TOLEDO (WTOL) - It’s day 21 of the partial government shutdown. The shutdown has hit families across the country hard. Some of them, right here in our own neighborhoods.

A Perrysburg family is now pinching their pennies knowing there is no check coming for what seems like a while.

The Hastings are a one income family. Shalena is currently working on her degree, so her husband’s job with the Coast Guard pays their bills. While he is still working a full week, there’s no money coming in. That has forced them to live differently and even work extra hours.

“I’m terrified to be honest,” said Shalena Hastings, wife of an E5 with the US Coast Guard stationed in Toledo. “Yes, because we don’t know when it’s ending. We don’t know when our next paycheck is going to be. We just don’t know and that uncertainty is just sometimes it weighs a lot on us."
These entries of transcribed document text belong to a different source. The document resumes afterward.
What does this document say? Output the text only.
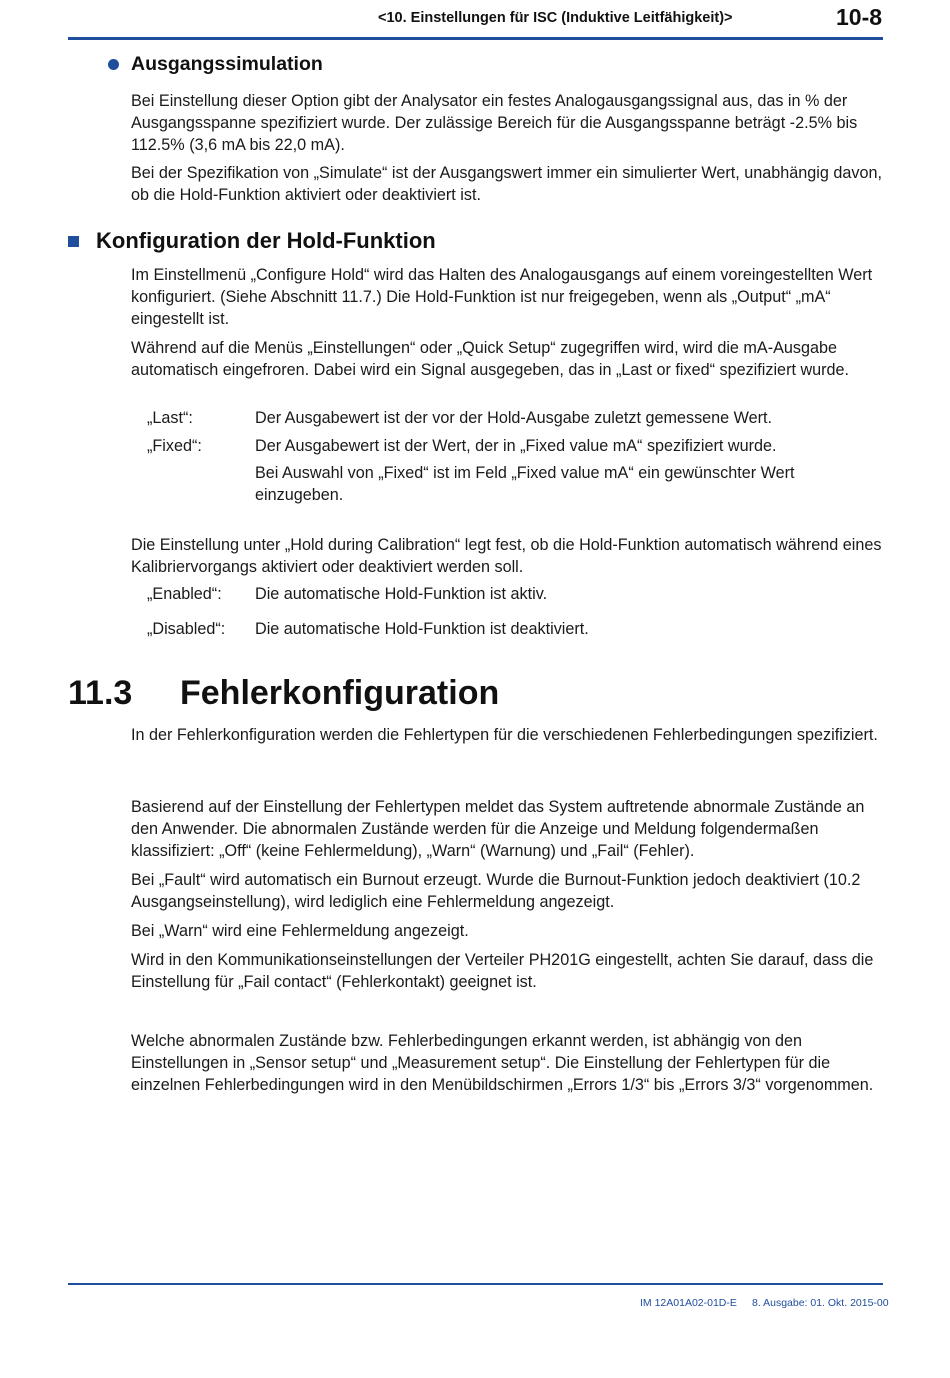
<10. Einstellungen für ISC (Induktive Leitfähigkeit)>	10-8
Ausgangssimulation

Bei Einstellung dieser Option gibt der Analysator ein festes Analogausgangssignal aus, das in % der Ausgangsspanne spezifiziert wurde. Der zulässige Bereich für die Ausgangsspanne beträgt -2.5% bis 112.5% (3,6 mA bis 22,0 mA).

Bei der Spezifikation von „Simulate“ ist der Ausgangswert immer ein simulierter Wert, unabhängig davon, ob die Hold-Funktion aktiviert oder deaktiviert ist.

Konfiguration der Hold-Funktion

Im Einstellmenü „Configure Hold“ wird das Halten des Analogausgangs auf einem voreingestellten Wert konfiguriert. (Siehe Abschnitt 11.7.) Die Hold-Funktion ist nur freigegeben, wenn als „Output“ „mA“ eingestellt ist.

Während auf die Menüs „Einstellungen“ oder „Quick Setup“ zugegriffen wird, wird die mA-Ausgabe automatisch eingefroren. Dabei wird ein Signal ausgegeben, das in „Last or fixed“ spezifiziert wurde.

„Last“:	Der Ausgabewert ist der vor der Hold-Ausgabe zuletzt gemessene Wert.
„Fixed“:	Der Ausgabewert ist der Wert, der in „Fixed value mA“ spezifiziert wurde.
Bei Auswahl von „Fixed“ ist im Feld „Fixed value mA“ ein gewünschter Wert einzugeben.

Die Einstellung unter „Hold during Calibration“ legt fest, ob die Hold-Funktion automatisch während eines Kalibriervorgangs aktiviert oder deaktiviert werden soll.

„Enabled“: Die automatische Hold-Funktion ist aktiv.
„Disabled“: Die automatische Hold-Funktion ist deaktiviert.
11.3	Fehlerkonfiguration

In der Fehlerkonfiguration werden die Fehlertypen für die verschiedenen Fehlerbedingungen spezifiziert.

Basierend auf der Einstellung der Fehlertypen meldet das System auftretende abnormale Zustände an den Anwender. Die abnormalen Zustände werden für die Anzeige und Meldung folgendermaßen klassifiziert: „Off“ (keine Fehlermeldung), „Warn“ (Warnung) und „Fail“ (Fehler).

Bei „Fault“ wird automatisch ein Burnout erzeugt. Wurde die Burnout-Funktion jedoch deaktiviert (10.2 Ausgangseinstellung), wird lediglich eine Fehlermeldung angezeigt.

Bei „Warn“ wird eine Fehlermeldung angezeigt.

Wird in den Kommunikationseinstellungen der Verteiler PH201G eingestellt, achten Sie darauf, dass die Einstellung für „Fail contact“ (Fehlerkontakt) geeignet ist.

Welche abnormalen Zustände bzw. Fehlerbedingungen erkannt werden, ist abhängig von den Einstellungen in „Sensor setup“ und „Measurement setup“. Die Einstellung der Fehlertypen für die einzelnen Fehlerbedingungen wird in den Menübildschirmen „Errors 1/3“ bis „Errors 3/3“ vorgenommen.

IM 12A01A02-01D-E 8. Ausgabe: 01. Okt. 2015-00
Brice Hastings has served in the U.S. Coast Guard for 10 years. Just like in the past, he gets up and goes to work at the Toledo Station every day only now he’s doing it without pay because of the government shutdown.

“It’s beyond what we could have ever imagined for having the comforts for ten years that we’ve had to it just being stopped out of nowhere,” said Shalena.

Shalena said their bills are due next week and they are cutting corners to make ends meet for their family of three. They quit cable, are eating smaller portions, and have even picked up second jobs to help pay the bills.

“We don’t know,” said Shalena Hastings. “How are we going to pay rent next or our car payments? How do you even go about. Nothing compares to what he’s currently making or was making.”

While they are doing their best to maintain normal for the 9-year-old daughter, Shalena said it’s been a challenge. They wanted to go to Winterfest in Perrysburg Friday, but also know they shouldn’t to save any extra money.

Shalena wants Washington to know what it’s doing to families like hers.

“It’s not just about the wall or no wall or whatever agenda that they have at the table,” explained Shalena Hastings. “That it’s more because they don’t see the people that are struggling to be able to find the money, even just to feed their kids or go to essential doctor’s appointments or whatever. They need to understand that it’s not just about a wall, it’s about the American people.”

The Hastings said their community has been helpful in this tough time. Shalena is hopeful the shutdown will end soon and those who served America through it will be compensated for the time lost.